Trish was right: it's just GOOD customer service. Dell - you recently got into a deal with Google - maybe you should get gDrive on the table as well and reclaim your desktop throne by offering a service that actually works.

Today: Hard-drive crashes. Call Tech support - do you have a backup? Sorry - we can get you a new hard-drive but you've just lost all your stuff. You should backup. Gee thanks.

Tomorrow: Hard-drive crashes. Call tech support - do you have a new drive handy? If so, we can simply download your most recent changes onto it, or send you a CD for $x - or we can send you out a new hard-drive with all of your files intact on it.

Yes - there are privacy issues - but hey - if you want good solid offsite backup , then you have to trust someone. And it would have to be smart:

1. Only do documents, files, or recommended items. Of course, allow users to choose and update them.
2. Do NOT touch EXEs, DLLs,zips.
3. Only do incrementals. Keep the files handy.

The comments in the Battelle blog are dead-on:
1- Store remotely * ONLY * those files you are confortable with storing.

2- Carry a USB on a keychain for those important files you do NOT want online.

But they miss the point of what consumers do need. They download their pictures to their computer, they store their recipes, they listen to music, they write letters, they may store their finances - they may even do a desktop search every now and then but they certainly don't have do a Defrag or a backup or a RegClean or anything like that - nor do they feel they should have to.

Obviously, this isn't something for the tech geeks or larger corporations - but it seems that if companies really want to offer some help to the things that drive regular users nuts, they should start with their list of things they tell everyone to do (don't open attachments, scan for viruses, backup regularly) and see where they help take the onus off the consumer to do it.
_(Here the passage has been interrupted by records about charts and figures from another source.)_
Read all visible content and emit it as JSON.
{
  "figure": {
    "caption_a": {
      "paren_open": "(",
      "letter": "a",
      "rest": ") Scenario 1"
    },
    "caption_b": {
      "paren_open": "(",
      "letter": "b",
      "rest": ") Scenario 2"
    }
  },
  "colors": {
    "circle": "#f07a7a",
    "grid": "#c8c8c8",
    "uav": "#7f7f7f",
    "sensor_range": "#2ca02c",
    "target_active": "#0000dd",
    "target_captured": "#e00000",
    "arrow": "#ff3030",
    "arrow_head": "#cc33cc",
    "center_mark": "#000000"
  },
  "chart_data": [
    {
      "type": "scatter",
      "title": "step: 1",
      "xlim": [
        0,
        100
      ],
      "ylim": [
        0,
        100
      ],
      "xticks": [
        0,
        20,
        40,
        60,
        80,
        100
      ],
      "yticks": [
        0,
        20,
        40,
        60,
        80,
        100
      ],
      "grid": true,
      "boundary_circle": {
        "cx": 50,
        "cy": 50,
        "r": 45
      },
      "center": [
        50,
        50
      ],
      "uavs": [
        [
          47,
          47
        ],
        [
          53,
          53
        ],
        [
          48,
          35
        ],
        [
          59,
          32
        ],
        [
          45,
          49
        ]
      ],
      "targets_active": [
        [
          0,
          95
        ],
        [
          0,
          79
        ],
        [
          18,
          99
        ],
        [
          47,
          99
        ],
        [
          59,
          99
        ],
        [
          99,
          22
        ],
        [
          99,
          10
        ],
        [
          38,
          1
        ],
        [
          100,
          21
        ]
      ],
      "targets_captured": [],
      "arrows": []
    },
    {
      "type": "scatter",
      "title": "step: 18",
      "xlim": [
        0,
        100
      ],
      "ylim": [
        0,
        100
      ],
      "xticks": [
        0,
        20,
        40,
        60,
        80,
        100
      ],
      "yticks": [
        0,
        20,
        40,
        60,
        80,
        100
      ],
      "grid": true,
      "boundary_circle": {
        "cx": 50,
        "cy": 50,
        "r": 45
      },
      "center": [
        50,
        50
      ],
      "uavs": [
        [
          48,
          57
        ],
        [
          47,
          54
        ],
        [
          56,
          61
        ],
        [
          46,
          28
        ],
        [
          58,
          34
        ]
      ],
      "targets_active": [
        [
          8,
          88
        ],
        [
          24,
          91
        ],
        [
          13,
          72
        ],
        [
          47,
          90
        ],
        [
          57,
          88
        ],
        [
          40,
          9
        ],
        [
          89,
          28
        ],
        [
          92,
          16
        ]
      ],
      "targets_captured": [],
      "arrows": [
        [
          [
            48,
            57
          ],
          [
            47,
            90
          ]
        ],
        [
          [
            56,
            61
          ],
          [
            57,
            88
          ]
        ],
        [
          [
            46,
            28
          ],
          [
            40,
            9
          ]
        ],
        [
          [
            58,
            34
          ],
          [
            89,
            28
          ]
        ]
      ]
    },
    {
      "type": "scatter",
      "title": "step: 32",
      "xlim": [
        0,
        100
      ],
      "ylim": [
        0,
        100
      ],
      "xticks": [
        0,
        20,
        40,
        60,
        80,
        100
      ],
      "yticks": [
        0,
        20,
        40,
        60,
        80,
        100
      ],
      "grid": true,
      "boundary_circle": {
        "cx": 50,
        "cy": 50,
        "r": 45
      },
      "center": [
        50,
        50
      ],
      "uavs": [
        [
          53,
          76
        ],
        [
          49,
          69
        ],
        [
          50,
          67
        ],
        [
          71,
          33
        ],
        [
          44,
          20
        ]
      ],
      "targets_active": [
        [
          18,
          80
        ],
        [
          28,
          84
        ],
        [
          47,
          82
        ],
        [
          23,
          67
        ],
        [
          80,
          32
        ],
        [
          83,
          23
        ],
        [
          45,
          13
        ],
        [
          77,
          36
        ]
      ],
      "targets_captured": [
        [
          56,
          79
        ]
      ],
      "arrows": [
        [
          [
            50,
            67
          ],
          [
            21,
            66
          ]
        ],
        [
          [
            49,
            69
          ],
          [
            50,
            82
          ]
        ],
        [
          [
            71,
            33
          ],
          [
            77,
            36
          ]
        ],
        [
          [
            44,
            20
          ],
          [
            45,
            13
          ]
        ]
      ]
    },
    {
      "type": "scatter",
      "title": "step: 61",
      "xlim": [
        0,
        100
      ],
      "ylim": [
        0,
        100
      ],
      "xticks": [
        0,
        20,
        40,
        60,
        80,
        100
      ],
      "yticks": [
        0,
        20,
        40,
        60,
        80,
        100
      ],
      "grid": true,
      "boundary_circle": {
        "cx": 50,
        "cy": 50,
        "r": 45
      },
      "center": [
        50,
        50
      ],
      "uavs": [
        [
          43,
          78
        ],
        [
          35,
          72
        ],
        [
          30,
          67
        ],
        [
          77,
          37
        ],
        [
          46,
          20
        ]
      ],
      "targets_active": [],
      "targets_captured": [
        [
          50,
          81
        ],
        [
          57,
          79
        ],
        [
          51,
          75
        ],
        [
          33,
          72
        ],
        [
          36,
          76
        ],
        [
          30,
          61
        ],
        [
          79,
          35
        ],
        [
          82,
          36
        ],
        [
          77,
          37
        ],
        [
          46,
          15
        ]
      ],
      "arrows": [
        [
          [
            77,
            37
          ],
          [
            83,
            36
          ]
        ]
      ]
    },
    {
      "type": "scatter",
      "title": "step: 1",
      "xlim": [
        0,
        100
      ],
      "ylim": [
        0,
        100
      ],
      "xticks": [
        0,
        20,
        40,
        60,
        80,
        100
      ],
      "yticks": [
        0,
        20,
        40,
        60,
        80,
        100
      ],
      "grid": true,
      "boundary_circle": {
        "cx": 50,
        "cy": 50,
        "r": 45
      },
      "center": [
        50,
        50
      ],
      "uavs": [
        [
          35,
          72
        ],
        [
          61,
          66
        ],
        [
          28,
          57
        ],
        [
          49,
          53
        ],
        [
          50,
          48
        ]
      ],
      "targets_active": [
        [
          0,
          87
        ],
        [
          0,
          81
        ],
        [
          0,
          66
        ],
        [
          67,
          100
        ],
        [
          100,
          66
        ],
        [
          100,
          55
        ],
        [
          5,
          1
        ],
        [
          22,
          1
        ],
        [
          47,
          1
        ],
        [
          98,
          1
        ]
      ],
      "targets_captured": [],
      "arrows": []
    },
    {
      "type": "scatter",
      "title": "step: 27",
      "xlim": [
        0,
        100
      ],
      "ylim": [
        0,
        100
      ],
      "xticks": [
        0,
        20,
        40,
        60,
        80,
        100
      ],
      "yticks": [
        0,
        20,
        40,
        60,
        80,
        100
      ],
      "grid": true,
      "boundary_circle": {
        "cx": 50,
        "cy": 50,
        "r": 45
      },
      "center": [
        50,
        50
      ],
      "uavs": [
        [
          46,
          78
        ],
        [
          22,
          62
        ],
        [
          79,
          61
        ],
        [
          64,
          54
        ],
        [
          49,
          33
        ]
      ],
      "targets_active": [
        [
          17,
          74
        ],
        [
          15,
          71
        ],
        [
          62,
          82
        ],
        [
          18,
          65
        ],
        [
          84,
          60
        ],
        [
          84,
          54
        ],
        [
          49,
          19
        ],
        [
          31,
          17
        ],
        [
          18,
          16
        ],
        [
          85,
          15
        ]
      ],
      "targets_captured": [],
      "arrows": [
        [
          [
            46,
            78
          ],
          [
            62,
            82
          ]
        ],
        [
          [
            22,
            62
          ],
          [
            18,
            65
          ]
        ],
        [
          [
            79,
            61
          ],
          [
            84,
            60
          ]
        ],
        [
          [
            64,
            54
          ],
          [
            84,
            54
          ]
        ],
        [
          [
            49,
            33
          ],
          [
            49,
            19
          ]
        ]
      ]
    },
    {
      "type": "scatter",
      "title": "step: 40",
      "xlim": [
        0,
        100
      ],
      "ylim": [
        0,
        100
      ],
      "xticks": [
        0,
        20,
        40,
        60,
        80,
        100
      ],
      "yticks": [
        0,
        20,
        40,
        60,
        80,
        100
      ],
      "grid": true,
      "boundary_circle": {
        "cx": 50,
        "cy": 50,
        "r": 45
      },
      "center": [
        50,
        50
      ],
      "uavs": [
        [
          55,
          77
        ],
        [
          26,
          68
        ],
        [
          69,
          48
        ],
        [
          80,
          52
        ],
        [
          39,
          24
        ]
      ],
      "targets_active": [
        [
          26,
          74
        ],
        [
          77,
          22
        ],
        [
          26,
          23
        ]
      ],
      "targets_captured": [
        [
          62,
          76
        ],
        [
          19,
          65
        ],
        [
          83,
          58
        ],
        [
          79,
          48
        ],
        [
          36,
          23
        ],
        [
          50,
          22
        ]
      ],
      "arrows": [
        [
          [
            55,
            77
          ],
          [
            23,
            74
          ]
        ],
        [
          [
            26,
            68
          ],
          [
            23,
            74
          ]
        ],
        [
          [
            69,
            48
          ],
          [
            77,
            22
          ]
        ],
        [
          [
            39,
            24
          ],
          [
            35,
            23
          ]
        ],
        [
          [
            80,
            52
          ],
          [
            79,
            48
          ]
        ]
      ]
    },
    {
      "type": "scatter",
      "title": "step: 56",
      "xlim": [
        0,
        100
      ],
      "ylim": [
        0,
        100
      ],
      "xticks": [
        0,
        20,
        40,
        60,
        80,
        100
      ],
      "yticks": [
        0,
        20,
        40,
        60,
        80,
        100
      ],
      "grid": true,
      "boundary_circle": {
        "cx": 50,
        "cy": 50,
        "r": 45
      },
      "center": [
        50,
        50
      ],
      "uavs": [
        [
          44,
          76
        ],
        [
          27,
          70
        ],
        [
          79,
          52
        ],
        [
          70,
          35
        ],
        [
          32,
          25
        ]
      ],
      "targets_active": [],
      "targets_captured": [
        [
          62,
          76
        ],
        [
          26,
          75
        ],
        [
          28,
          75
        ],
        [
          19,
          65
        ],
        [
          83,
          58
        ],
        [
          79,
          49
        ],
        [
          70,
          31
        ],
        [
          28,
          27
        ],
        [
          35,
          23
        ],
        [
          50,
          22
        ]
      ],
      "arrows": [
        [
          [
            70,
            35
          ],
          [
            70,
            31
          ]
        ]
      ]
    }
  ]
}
(on the gDrive note, I told Trish - this is what Google will likely be offering with GDrive - her answer? "I don't use Google". Another answer: "Google does more than search?" - While Google may be trusted by the early adapters, people buy their computers from companies like Dell, Apple, Circuit City, Best Buy - THESE are the people who should be offering the service (even through a branded Google gDrive))

Which companies wouldn't you trust to do this? I chose XDrive to do it for me and got burned. While many would say "I don't trust any company" - you obviously trust SOME company - because someone else does your web hosting, you use email, etc. So who do you trust to do this for you?

UPDATE: Maybe one could try Carbonite as mentioned on CNN. Funny how this all happens at the same time.